To create an external table using avro formatted data you typically do this:
CREATE EXTERNAL TABLE cyber.proxy_logs PARTITIONED BY (year STRING, month STRING, day STRING) ROW FORMAT SERDE 'org.apache.hadoop.hive.serde2.avro.AvroSerDe' STORED AS INPUTFORMAT 'org.apache.hadoop.hive.ql.io.avro.AvroContainerInputFormat' OUTPUTFORMAT 'org.apache.hadoop.hive.ql.io.avro.AvroContainerOutputFormat' LOCATION '/cyber/proxy_logs/' TBLPROPERTIES ('avro.schema.literal'=' { "type" : "record", "name" : "proxy", "fields" : [ { "name" : "DeviceHostname", "type" : "string", "default" : "" } { "name" : "ResponseTime", "type" : "string", "default" : "" }, { "name" : "SourceIp", "type" : "string", "default" : "" }, { "name" : "SourcePort", "type" : "string", "default" : "" }, { "name" : "Username", "type" : "string", "default" : "" } ] } ');
This will create a table mapped to our data, the files in HDFS are organized like this:
/hadoop/proxy/year=2017/month=09/day=19 /hadoop/proxy/year=2017/month=09/day=20 ...

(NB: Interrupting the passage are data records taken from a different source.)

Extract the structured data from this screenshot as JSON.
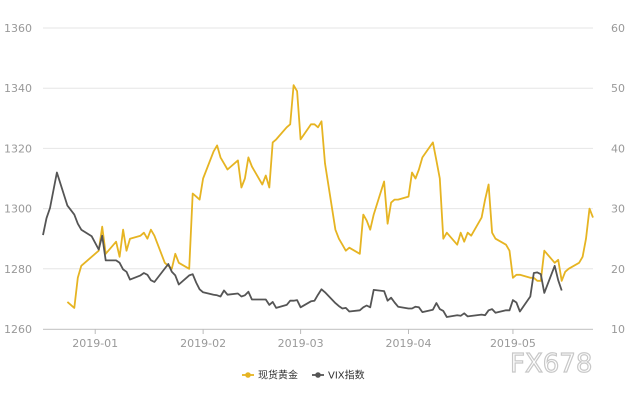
{
  "chart_data": {
    "type": "line",
    "x_ticks": [
      "2019-01",
      "2019-02",
      "2019-03",
      "2019-04",
      "2019-05"
    ],
    "y_left": {
      "ticks": [
        1260,
        1280,
        1300,
        1320,
        1340,
        1360
      ],
      "range": [
        1260,
        1360
      ]
    },
    "y_right": {
      "ticks": [
        10,
        20,
        30,
        40,
        50,
        60
      ],
      "range": [
        10,
        60
      ]
    },
    "x_range": [
      "2018-12-17",
      "2019-05-24"
    ],
    "grid": true,
    "legend_position": "bottom",
    "series": [
      {
        "name": "现货黄金",
        "axis": "left",
        "color": "#e6b422",
        "points": [
          [
            "2018-12-24",
            1269
          ],
          [
            "2018-12-26",
            1267
          ],
          [
            "2018-12-27",
            1277
          ],
          [
            "2018-12-28",
            1281
          ],
          [
            "2019-01-02",
            1286
          ],
          [
            "2019-01-03",
            1294
          ],
          [
            "2019-01-04",
            1285
          ],
          [
            "2019-01-07",
            1289
          ],
          [
            "2019-01-08",
            1284
          ],
          [
            "2019-01-09",
            1293
          ],
          [
            "2019-01-10",
            1286
          ],
          [
            "2019-01-11",
            1290
          ],
          [
            "2019-01-14",
            1291
          ],
          [
            "2019-01-15",
            1292
          ],
          [
            "2019-01-16",
            1290
          ],
          [
            "2019-01-17",
            1293
          ],
          [
            "2019-01-18",
            1291
          ],
          [
            "2019-01-21",
            1282
          ],
          [
            "2019-01-22",
            1281
          ],
          [
            "2019-01-23",
            1280
          ],
          [
            "2019-01-24",
            1285
          ],
          [
            "2019-01-25",
            1282
          ],
          [
            "2019-01-28",
            1280
          ],
          [
            "2019-01-29",
            1305
          ],
          [
            "2019-01-30",
            1304
          ],
          [
            "2019-01-31",
            1303
          ],
          [
            "2019-02-01",
            1310
          ],
          [
            "2019-02-04",
            1319
          ],
          [
            "2019-02-05",
            1321
          ],
          [
            "2019-02-06",
            1317
          ],
          [
            "2019-02-07",
            1315
          ],
          [
            "2019-02-08",
            1313
          ],
          [
            "2019-02-11",
            1316
          ],
          [
            "2019-02-12",
            1307
          ],
          [
            "2019-02-13",
            1310
          ],
          [
            "2019-02-14",
            1317
          ],
          [
            "2019-02-15",
            1314
          ],
          [
            "2019-02-18",
            1308
          ],
          [
            "2019-02-19",
            1311
          ],
          [
            "2019-02-20",
            1307
          ],
          [
            "2019-02-21",
            1322
          ],
          [
            "2019-02-22",
            1323
          ],
          [
            "2019-02-25",
            1327
          ],
          [
            "2019-02-26",
            1328
          ],
          [
            "2019-02-27",
            1341
          ],
          [
            "2019-02-28",
            1339
          ],
          [
            "2019-03-01",
            1323
          ],
          [
            "2019-03-04",
            1328
          ],
          [
            "2019-03-05",
            1328
          ],
          [
            "2019-03-06",
            1327
          ],
          [
            "2019-03-07",
            1329
          ],
          [
            "2019-03-08",
            1315
          ],
          [
            "2019-03-11",
            1293
          ],
          [
            "2019-03-12",
            1290
          ],
          [
            "2019-03-13",
            1288
          ],
          [
            "2019-03-14",
            1286
          ],
          [
            "2019-03-15",
            1287
          ],
          [
            "2019-03-18",
            1285
          ],
          [
            "2019-03-19",
            1298
          ],
          [
            "2019-03-20",
            1296
          ],
          [
            "2019-03-21",
            1293
          ],
          [
            "2019-03-22",
            1298
          ],
          [
            "2019-03-25",
            1309
          ],
          [
            "2019-03-26",
            1295
          ],
          [
            "2019-03-27",
            1302
          ],
          [
            "2019-03-28",
            1303
          ],
          [
            "2019-03-29",
            1303
          ],
          [
            "2019-04-01",
            1304
          ],
          [
            "2019-04-02",
            1312
          ],
          [
            "2019-04-03",
            1310
          ],
          [
            "2019-04-04",
            1313
          ],
          [
            "2019-04-05",
            1317
          ],
          [
            "2019-04-08",
            1322
          ],
          [
            "2019-04-09",
            1316
          ],
          [
            "2019-04-10",
            1310
          ],
          [
            "2019-04-11",
            1290
          ],
          [
            "2019-04-12",
            1292
          ],
          [
            "2019-04-15",
            1288
          ],
          [
            "2019-04-16",
            1292
          ],
          [
            "2019-04-17",
            1289
          ],
          [
            "2019-04-18",
            1292
          ],
          [
            "2019-04-19",
            1291
          ],
          [
            "2019-04-22",
            1297
          ],
          [
            "2019-04-23",
            1303
          ],
          [
            "2019-04-24",
            1308
          ],
          [
            "2019-04-25",
            1292
          ],
          [
            "2019-04-26",
            1290
          ],
          [
            "2019-04-29",
            1288
          ],
          [
            "2019-04-30",
            1286
          ],
          [
            "2019-05-01",
            1277
          ],
          [
            "2019-05-02",
            1278
          ],
          [
            "2019-05-03",
            1278
          ],
          [
            "2019-05-06",
            1277
          ],
          [
            "2019-05-07",
            1277
          ],
          [
            "2019-05-08",
            1276
          ],
          [
            "2019-05-09",
            1276
          ],
          [
            "2019-05-10",
            1286
          ],
          [
            "2019-05-13",
            1282
          ],
          [
            "2019-05-14",
            1283
          ],
          [
            "2019-05-15",
            1276
          ],
          [
            "2019-05-16",
            1279
          ],
          [
            "2019-05-17",
            1280
          ],
          [
            "2019-05-20",
            1282
          ],
          [
            "2019-05-21",
            1284
          ],
          [
            "2019-05-22",
            1290
          ],
          [
            "2019-05-23",
            1300
          ],
          [
            "2019-05-24",
            1297
          ]
        ]
      },
      {
        "name": "VIX指数",
        "axis": "right",
        "color": "#555555",
        "points": [
          [
            "2018-12-17",
            25.6
          ],
          [
            "2018-12-18",
            28.4
          ],
          [
            "2018-12-19",
            30.1
          ],
          [
            "2018-12-20",
            33.0
          ],
          [
            "2018-12-21",
            36.0
          ],
          [
            "2018-12-24",
            30.5
          ],
          [
            "2018-12-26",
            29.0
          ],
          [
            "2018-12-27",
            27.5
          ],
          [
            "2018-12-28",
            26.5
          ],
          [
            "2018-12-31",
            25.4
          ],
          [
            "2019-01-02",
            23.2
          ],
          [
            "2019-01-03",
            25.5
          ],
          [
            "2019-01-04",
            21.4
          ],
          [
            "2019-01-07",
            21.4
          ],
          [
            "2019-01-08",
            21.0
          ],
          [
            "2019-01-09",
            19.9
          ],
          [
            "2019-01-10",
            19.5
          ],
          [
            "2019-01-11",
            18.2
          ],
          [
            "2019-01-14",
            18.9
          ],
          [
            "2019-01-15",
            19.3
          ],
          [
            "2019-01-16",
            19.0
          ],
          [
            "2019-01-17",
            18.1
          ],
          [
            "2019-01-18",
            17.8
          ],
          [
            "2019-01-22",
            20.8
          ],
          [
            "2019-01-23",
            19.5
          ],
          [
            "2019-01-24",
            18.9
          ],
          [
            "2019-01-25",
            17.4
          ],
          [
            "2019-01-28",
            18.9
          ],
          [
            "2019-01-29",
            19.1
          ],
          [
            "2019-01-30",
            17.7
          ],
          [
            "2019-01-31",
            16.6
          ],
          [
            "2019-02-01",
            16.1
          ],
          [
            "2019-02-04",
            15.7
          ],
          [
            "2019-02-05",
            15.6
          ],
          [
            "2019-02-06",
            15.4
          ],
          [
            "2019-02-07",
            16.4
          ],
          [
            "2019-02-08",
            15.7
          ],
          [
            "2019-02-11",
            15.9
          ],
          [
            "2019-02-12",
            15.4
          ],
          [
            "2019-02-13",
            15.6
          ],
          [
            "2019-02-14",
            16.2
          ],
          [
            "2019-02-15",
            14.9
          ],
          [
            "2019-02-19",
            14.9
          ],
          [
            "2019-02-20",
            14.0
          ],
          [
            "2019-02-21",
            14.5
          ],
          [
            "2019-02-22",
            13.5
          ],
          [
            "2019-02-25",
            14.0
          ],
          [
            "2019-02-26",
            14.7
          ],
          [
            "2019-02-27",
            14.7
          ],
          [
            "2019-02-28",
            14.8
          ],
          [
            "2019-03-01",
            13.6
          ],
          [
            "2019-03-04",
            14.6
          ],
          [
            "2019-03-05",
            14.7
          ],
          [
            "2019-03-06",
            15.7
          ],
          [
            "2019-03-07",
            16.6
          ],
          [
            "2019-03-08",
            16.1
          ],
          [
            "2019-03-11",
            14.3
          ],
          [
            "2019-03-12",
            13.8
          ],
          [
            "2019-03-13",
            13.4
          ],
          [
            "2019-03-14",
            13.5
          ],
          [
            "2019-03-15",
            12.9
          ],
          [
            "2019-03-18",
            13.1
          ],
          [
            "2019-03-19",
            13.6
          ],
          [
            "2019-03-20",
            13.9
          ],
          [
            "2019-03-21",
            13.6
          ],
          [
            "2019-03-22",
            16.5
          ],
          [
            "2019-03-25",
            16.3
          ],
          [
            "2019-03-26",
            14.7
          ],
          [
            "2019-03-27",
            15.2
          ],
          [
            "2019-03-28",
            14.4
          ],
          [
            "2019-03-29",
            13.7
          ],
          [
            "2019-04-01",
            13.4
          ],
          [
            "2019-04-02",
            13.4
          ],
          [
            "2019-04-03",
            13.7
          ],
          [
            "2019-04-04",
            13.6
          ],
          [
            "2019-04-05",
            12.8
          ],
          [
            "2019-04-08",
            13.2
          ],
          [
            "2019-04-09",
            14.3
          ],
          [
            "2019-04-10",
            13.3
          ],
          [
            "2019-04-11",
            13.0
          ],
          [
            "2019-04-12",
            12.0
          ],
          [
            "2019-04-15",
            12.3
          ],
          [
            "2019-04-16",
            12.2
          ],
          [
            "2019-04-17",
            12.6
          ],
          [
            "2019-04-18",
            12.1
          ],
          [
            "2019-04-22",
            12.4
          ],
          [
            "2019-04-23",
            12.3
          ],
          [
            "2019-04-24",
            13.1
          ],
          [
            "2019-04-25",
            13.3
          ],
          [
            "2019-04-26",
            12.7
          ],
          [
            "2019-04-29",
            13.1
          ],
          [
            "2019-04-30",
            13.1
          ],
          [
            "2019-05-01",
            14.8
          ],
          [
            "2019-05-02",
            14.4
          ],
          [
            "2019-05-03",
            12.9
          ],
          [
            "2019-05-06",
            15.4
          ],
          [
            "2019-05-07",
            19.3
          ],
          [
            "2019-05-08",
            19.4
          ],
          [
            "2019-05-09",
            19.1
          ],
          [
            "2019-05-10",
            16.0
          ],
          [
            "2019-05-13",
            20.5
          ],
          [
            "2019-05-14",
            18.1
          ],
          [
            "2019-05-15",
            16.4
          ]
        ]
      }
    ]
  },
  "legend": {
    "items": [
      {
        "label": "现货黄金",
        "color": "#e6b422"
      },
      {
        "label": "VIX指数",
        "color": "#555555"
      }
    ]
  },
  "watermark": {
    "text": "FX678"
  }
}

So that we have 3 levels of partitioning making it easy to do operations on yearly, monthly and daily basis or at least that's the plan.
Once you've done that, you need to tell Hive to add your partitions using:
ALTER TABLE proxy_logs ADD PARTITION(year=2017, month="09", day=19); ...
We need to do that every day since our partitioning is done daily, at this point when I ran a
select count(*) from proxy_logsI didn't get any result at all... turns out you also need to recompute the statistics for the table metadata to be up to date, I did this with
ANALYZE TABLE proxy_logs partition(year=2017, month="09", day=19) compute statistics;and only then was I able to access my logs, I will now need to do this for every partitions of every table, time to get scripting!